Our muted response to ISIS

Our muted response to ISIS

If you are worried that the U.S. is reigniting the war in Iraq, don’t be.  Despite the atrocities being committed by ISIS/The Islamic State, our airstrikes are designed simply to protect Americans in threatened cities and to protect those Yazidis besieged on that mountain (that siege is reportedly over, as the Yazidis have now escaped).  But, according to two Washington Post analysts, there is no effort to stop ISIS as such or to win back the large amount of territory they have taken over.

From Greg Jaffe & Greg Miller, Obama administration shows little urgency for stemming Islamic State violence – The Washington Post:

Senior U.S. officials describe the threat posed by the Islamic State in chilling terms, but have mounted a decidedly modest military campaign to check its advance through northern Iraq.

The radical Islamist organization has attracted more fighters, controls more territory and has access to a larger stream of money than al-Qaeda did before the attacks of Sept. 11, 2001, according to U.S. officials and terrorism experts. Its refusal to rein in its brand of rampant violence accounts in part for its break from the better-known terrorist group.

“This is serious business,” Secretary of State John F. Kerry told reporters earlier this week. “I think the world is beginning to come to grips with the degree to which this is unacceptable.”
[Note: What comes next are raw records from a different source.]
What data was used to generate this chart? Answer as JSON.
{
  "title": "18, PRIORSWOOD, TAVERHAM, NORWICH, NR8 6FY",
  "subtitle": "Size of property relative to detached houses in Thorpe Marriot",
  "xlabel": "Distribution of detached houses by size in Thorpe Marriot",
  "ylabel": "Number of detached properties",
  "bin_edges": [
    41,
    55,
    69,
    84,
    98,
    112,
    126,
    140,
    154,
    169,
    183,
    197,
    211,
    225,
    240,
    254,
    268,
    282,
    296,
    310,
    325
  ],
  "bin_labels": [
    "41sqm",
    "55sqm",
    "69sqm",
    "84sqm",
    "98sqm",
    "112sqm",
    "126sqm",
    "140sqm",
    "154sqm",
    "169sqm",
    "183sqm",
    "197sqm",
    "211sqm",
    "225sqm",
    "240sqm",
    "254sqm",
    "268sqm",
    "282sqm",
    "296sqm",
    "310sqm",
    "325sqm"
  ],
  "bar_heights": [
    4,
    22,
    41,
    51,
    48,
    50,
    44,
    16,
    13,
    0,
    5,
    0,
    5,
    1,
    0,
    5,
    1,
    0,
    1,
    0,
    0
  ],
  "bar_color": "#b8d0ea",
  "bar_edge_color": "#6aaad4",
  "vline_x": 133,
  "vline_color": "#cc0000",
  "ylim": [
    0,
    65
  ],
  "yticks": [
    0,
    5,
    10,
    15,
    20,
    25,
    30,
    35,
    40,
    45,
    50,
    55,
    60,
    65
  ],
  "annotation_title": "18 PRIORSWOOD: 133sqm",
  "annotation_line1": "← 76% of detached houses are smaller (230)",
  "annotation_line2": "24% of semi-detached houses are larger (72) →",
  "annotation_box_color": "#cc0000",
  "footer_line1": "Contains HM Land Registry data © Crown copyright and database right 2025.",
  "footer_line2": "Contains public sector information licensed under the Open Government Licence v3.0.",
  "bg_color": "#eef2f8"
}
So far, though, the Obama administration’s response to the group’s blitzkrieg through northern Iraq has been defined primarily by the limits it has placed on the U.S. military’s intervention.

The disconnect between the unnerving assessments of the Islamic State and the apparent lack of urgency in confronting it reflects a mix of political and military constraints. Among them are no clear military strategy for reversing the group’s recent territorial gains, a war weariness that pervades the Obama administration and the country, and significant uncertainty about the extent to which the Islamic State is prepared to morph from a regional force into a transnational terrorist threat that could target Europe and the United States.

The U.S. military’s campaign against the Islamic State has focused on protecting U.S. citizens in Baghdad and Irbil and delivering aid to thousands of Yazidi refugees who had been trapped on Mount Sinjar in northern Iraq and appeared Wednesday to be making their way down to safety to.

The ongoing U.S. airstrikes are equally notable for what they have not tried to do. U.S. military officials have emphasized that the strikes are not designed to reverse the gains Sunni extremist fighters have made.